The enforcement initiative applies to outdoor and indoor workers in general industry, construction, agriculture and maritime on days when a recognized heat temperature can result in increased risks of heat-related illnesses.
What inspectors will do
On those days, OSHA will increase enforcement by:
- prioritizing inspections of heat-related complaints, referrals and employee-reported illnesses
- instructing OSHA inspectors to intervene by providing guidance or opening an inspection when they observe workers performing strenuous work in hot conditions, and
- expanding the scope of other inspections to address heat-related hazards.
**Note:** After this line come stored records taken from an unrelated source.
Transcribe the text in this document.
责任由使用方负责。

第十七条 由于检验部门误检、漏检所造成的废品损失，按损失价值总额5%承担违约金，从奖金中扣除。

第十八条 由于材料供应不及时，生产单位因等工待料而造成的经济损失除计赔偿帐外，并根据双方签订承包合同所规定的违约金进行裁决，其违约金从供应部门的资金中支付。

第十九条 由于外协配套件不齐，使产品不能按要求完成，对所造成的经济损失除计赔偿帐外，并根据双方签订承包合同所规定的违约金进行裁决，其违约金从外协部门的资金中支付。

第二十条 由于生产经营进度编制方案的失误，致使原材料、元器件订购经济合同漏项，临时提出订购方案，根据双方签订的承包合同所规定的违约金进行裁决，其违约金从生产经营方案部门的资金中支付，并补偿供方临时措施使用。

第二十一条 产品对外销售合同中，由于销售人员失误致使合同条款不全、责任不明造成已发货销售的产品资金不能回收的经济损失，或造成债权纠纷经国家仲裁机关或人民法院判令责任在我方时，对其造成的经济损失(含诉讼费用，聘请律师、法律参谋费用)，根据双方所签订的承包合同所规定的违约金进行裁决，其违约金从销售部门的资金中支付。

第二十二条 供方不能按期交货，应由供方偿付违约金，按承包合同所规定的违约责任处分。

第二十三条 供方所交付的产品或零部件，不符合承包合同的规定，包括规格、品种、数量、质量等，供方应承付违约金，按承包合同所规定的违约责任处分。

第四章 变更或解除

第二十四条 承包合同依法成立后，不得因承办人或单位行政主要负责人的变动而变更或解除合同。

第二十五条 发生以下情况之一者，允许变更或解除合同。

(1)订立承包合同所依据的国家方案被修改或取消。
In October 2021, OSHA will issue an Advance Notice of Proposed Rulemaking on heat and injury and illness prevention in outdoor and indoor settings.
Watches and warnings
The National Weather Service (NWS) uses heat index to classify environmental heat in four categories:
- Caution (80-90º F)
- Extreme Caution (91-103º F)
- Danger (103-124º F), and
- Extreme Danger (125º or higher).
OSHA’s advanced inspections could kick in on days when the heat index reaches 80 or above.
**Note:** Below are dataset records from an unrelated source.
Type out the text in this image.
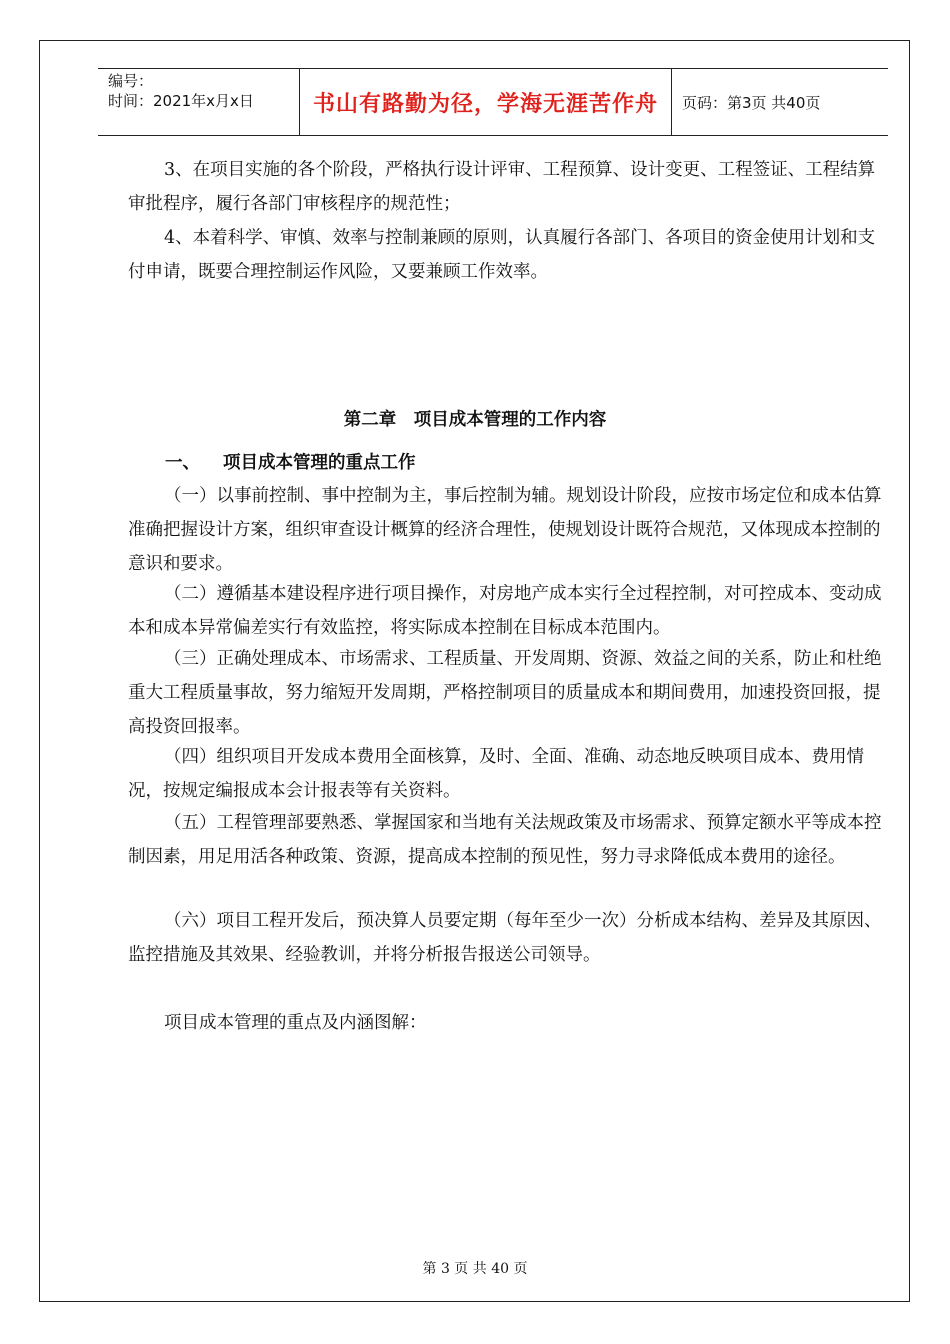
编号：
时间：2021年x月x日	书山有路勤为径，学海无涯苦作舟 页码：第3页 共40页

3、在项目实施的各个阶段，严格执行设计评审、工程预算、设计变更、工程签证、工程结算审批程序，履行各部门审核程序的规范性；

4、本着科学、审慎、效率与控制兼顾的原则，认真履行各部门、各项目的资金使用计划和支付申请，既要合理控制运作风险，又要兼顾工作效率。

第二章　项目成本管理的工作内容
一、 项目成本管理的重点工作

（一）以事前控制、事中控制为主，事后控制为辅。规划设计阶段，应按市场定位和成本估算准确把握设计方案，组织审查设计概算的经济合理性，使规划设计既符合规范，又体现成本控制的意识和要求。

（二）遵循基本建设程序进行项目操作，对房地产成本实行全过程控制，对可控成本、变动成本和成本异常偏差实行有效监控，将实际成本控制在目标成本范围内。

（三）正确处理成本、市场需求、工程质量、开发周期、资源、效益之间的关系，防止和杜绝重大工程质量事故，努力缩短开发周期，严格控制项目的质量成本和期间费用，加速投资回报，提高投资回报率。

（四）组织项目开发成本费用全面核算，及时、全面、准确、动态地反映项目成本、费用情况，按规定编报成本会计报表等有关资料。

（五）工程管理部要熟悉、掌握国家和当地有关法规政策及市场需求、预算定额水平等成本控制因素，用足用活各种政策、资源，提高成本控制的预见性，努力寻求降低成本费用的途径。

（六）项目工程开发后，预决算人员要定期（每年至少一次）分析成本结构、差异及其原因、监控措施及其效果、经验教训，并将分析报告报送公司领导。

项目成本管理的重点及内涵图解：

第 3 页 共 40 页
Employers should become familiar with these advisories issued by the NWS:
- Heat Advisory: issued within 12 hours of extremely dangerous heat, with a maximum heat index predicted to be 100 or higher for at least two days, and night time temperatures 75 or above
- Heat Wave: when the daily maximum temperature exceeds 95 or when the daily maximum exceeds 90 and is 9º or more above the maximum reached on the preceding days
- Excessive Heat Warning: issued within 12 hours before extremely dangerous heat conditions, with a predicted maximum heat index of 105 or higher for at least 2 days and night time temperatures 75 or above
- Excessive Heat Watch: issued when conditions are favorable for an excessive heat event in the next 24 to 72 hours, and
- Excessive Heat Outlooks: issued when the potential exists for excessive heat in the next 3-7 days.
What employers should do
Employers should also familiarize themselves with OSHA’s Water, Rest, Shade recommendations to combat heat illnesses.
In 2019, 43 workers died from heat illness and at least 2,400 other suffered serious injuries and illnesses.
The Atlantic Council’s Adrienne Arsht-Rockefeller Foundation Resilience Center estimates the economic loss from heat for employers to be at least $100 billion a year.